DAlila Teles Veras

Crônicas

 

CRÔNICA DE OUTONO

 

Estamos entrando no inverno e não me lembro de outono de luz tão intensa quanto este que se finda. Indiferente às pontes que ameaçam cair, aos assassinatos diários, às CPIs e aos escândalos do dia, a natureza segue o seu curso, pouco se lixando para o que os homens estão fazendo com ela, oferecendo-lhes o espetáculo da luz que, de tão profunda, rompe as nuvens de poluentes, inundando a cidade como um cálido abraço de namoro em começo.

As tardes são convite a andar pela cidade. Bom observar os passantes, com as suas diferentes reações à temperatura ambiente. O sol a pino e a temperatura baixa enganam alguns que arriscam um vestuário de verão. Meninas de barriguinha de fora, insensíveis à fria aragem outonal, desfilam ao lado de senhores de sobretudo e senhoras de cachecol, como se em países distantes estivessem. O que a pouca idade mostra a muita idade esconde e protege. Não fosse o medo, a rua seria a mais verdadeira prática da democracia.

Ao meu lado, duas senhoras discutem acaloradamente a escolha de um determinado presente. Diz uma delas, referindo-se à pessoa a ser presenteada: "Imagine você, ela é tão chata que nem ao menos admite uma televisão no quarto!". Democracia, admitamos, também tem limite. Senti a punhalada em cheio nas minhas costas. Eu, que nunca vislumbrei a possibilidade de colocar uma televisão no quarto e raramente me lembro de ligar a da sala. O rótulo da exclusão estava, assim, colado à minha pele. A única coisa a nos unir era aquela luz intensa de outono.

A humanidade separada entre os chatos que gostam de televisão e os chatos que não gostam de televisão. Ao olhar do outro, somos todos uns chatos e excluídos, ainda que um dia luminoso nos envolva e acaricie.

E a minha crônica vai bebendo desta cidade que, assim como no começo deste século, ainda se mostra futurista, deslumbrada com a máquina. Observo a multidão, que olha, mas não compra, que come o cachorro quente de cheiro nauseabundo, na esquina da Dona Luíza Fláquer, ali, onde o meu personagem predileto, o louco da Oliveira Lima - aquela figura que há muito faz parte de nossa paisagem - tira do bolso um molho de cartas das quais lê, em voz alta, alguns trechos para um interlocutor hipotético. Quem as terá enviado?

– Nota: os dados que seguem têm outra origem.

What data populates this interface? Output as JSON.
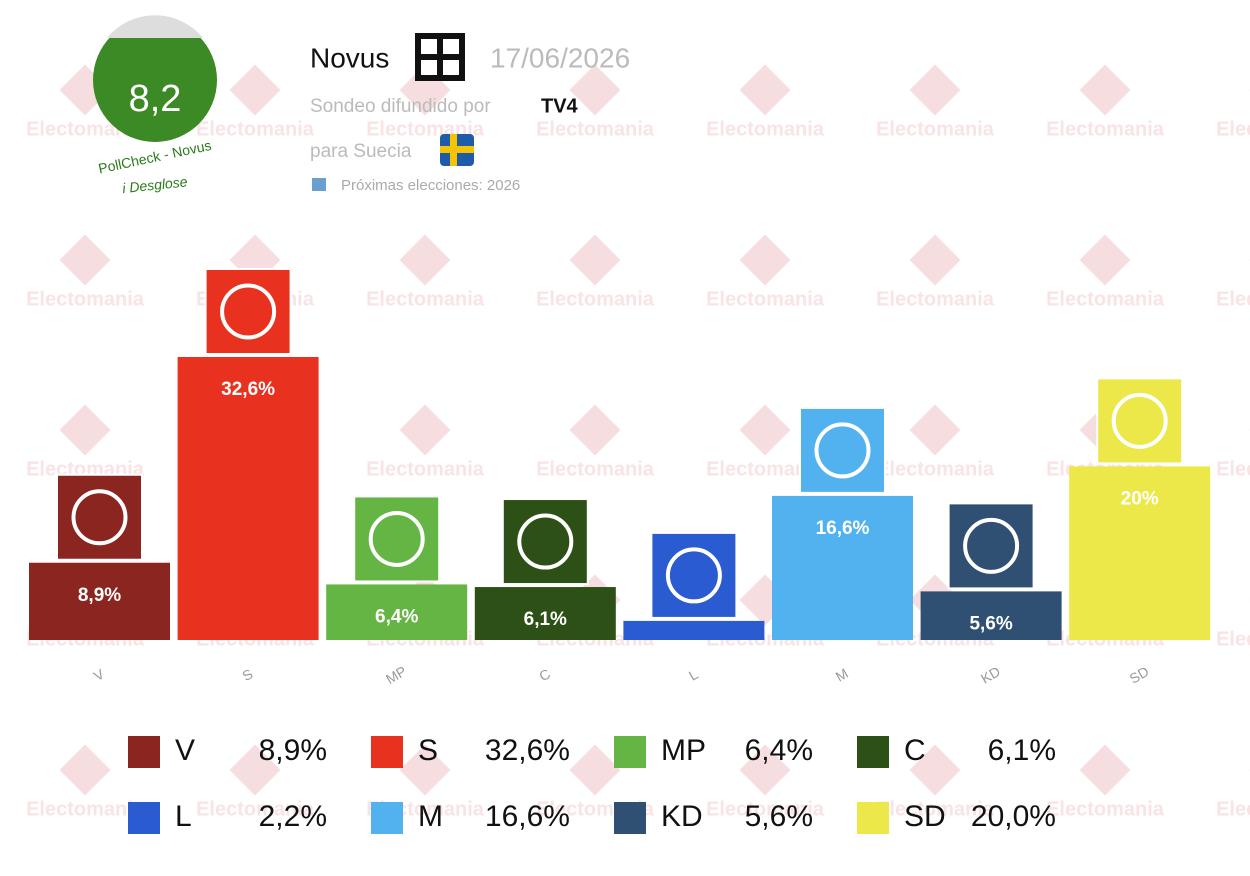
{
  "header": {
    "score": "8,2",
    "pollcheck": "PollCheck - Novus",
    "breakdown": "i Desglose",
    "pollster": "Novus",
    "date": "17/06/2026",
    "broadcast_label": "Sondeo difundido por",
    "broadcaster": "TV4",
    "country": "para Suecia",
    "next_elections": "Próximas elecciones: 2026"
  },
  "watermark": "Electomania",
  "chart_data": {
    "type": "bar",
    "categories": [
      "V",
      "S",
      "MP",
      "C",
      "L",
      "M",
      "KD",
      "SD"
    ],
    "values": [
      8.9,
      32.6,
      6.4,
      6.1,
      2.2,
      16.6,
      5.6,
      20.0
    ],
    "value_labels": [
      "8,9%",
      "32,6%",
      "6,4%",
      "6,1%",
      null,
      "16,6%",
      "5,6%",
      "20%"
    ],
    "colors": [
      "#8b2520",
      "#e8321f",
      "#64b543",
      "#2d5016",
      "#2a5bd0",
      "#52b2ef",
      "#2f4f73",
      "#ece84a"
    ],
    "legend_value_labels": [
      "8,9%",
      "32,6%",
      "6,4%",
      "6,1%",
      "2,2%",
      "16,6%",
      "5,6%",
      "20,0%"
    ]
  }
}
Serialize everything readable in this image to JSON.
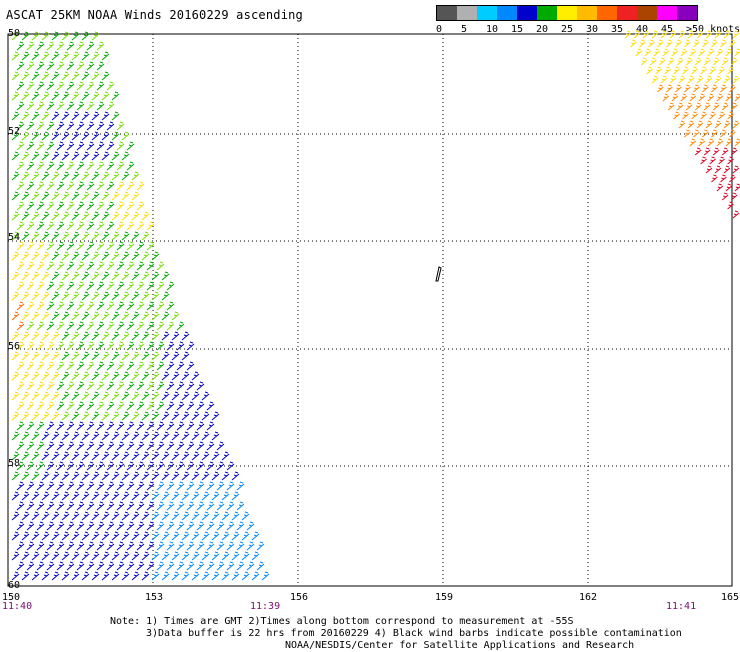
{
  "title": "ASCAT 25KM NOAA Winds 20160229 ascending",
  "legend": {
    "labels": [
      "0",
      "5",
      "10",
      "15",
      "20",
      "25",
      "30",
      "35",
      "40",
      "45",
      ">50 knots"
    ],
    "colors": [
      "#555555",
      "#b8b8b8",
      "#00bfff",
      "#0077ff",
      "#0000cc",
      "#00aa00",
      "#77dd00",
      "#ffee00",
      "#ffbb00",
      "#ff7700",
      "#ff3300",
      "#dd0022",
      "#aa4400",
      "#ff00ff",
      "#8800bb"
    ]
  },
  "grid": {
    "longitudes": [
      "150",
      "153",
      "156",
      "159",
      "162",
      "165"
    ],
    "latitudes": [
      "50",
      "52",
      "54",
      "56",
      "58",
      "60"
    ]
  },
  "times": {
    "left": "11:40",
    "middle": "11:39",
    "right": "11:41"
  },
  "notes": {
    "line1": "Note: 1) Times are GMT 2)Times along bottom correspond to measurement at -55S",
    "line2": "3)Data buffer is 22 hrs from 20160229 4) Black wind barbs indicate possible contamination",
    "line3": "NOAA/NESDIS/Center for Satellite Applications and Research"
  }
}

Teria ele, no seu mundo onírico, enviado as cartas a si mesmo? Alguns trechos soam parecidos com as receitas de felicidade de livros de auto-ajuda. Teria ele testado alguma e, não a alcançando, preferiu enlouquecer?

Termino o passeio meditando. Estarão os nossos escritores, os nossos artistas, assim como o fizeram os escritores e artistas do século XIX, registrando este olhar sobre a cidade e seus transeuntes apressados que disfarçam em passeio o seu forçado ócio de desemprego e mendicância?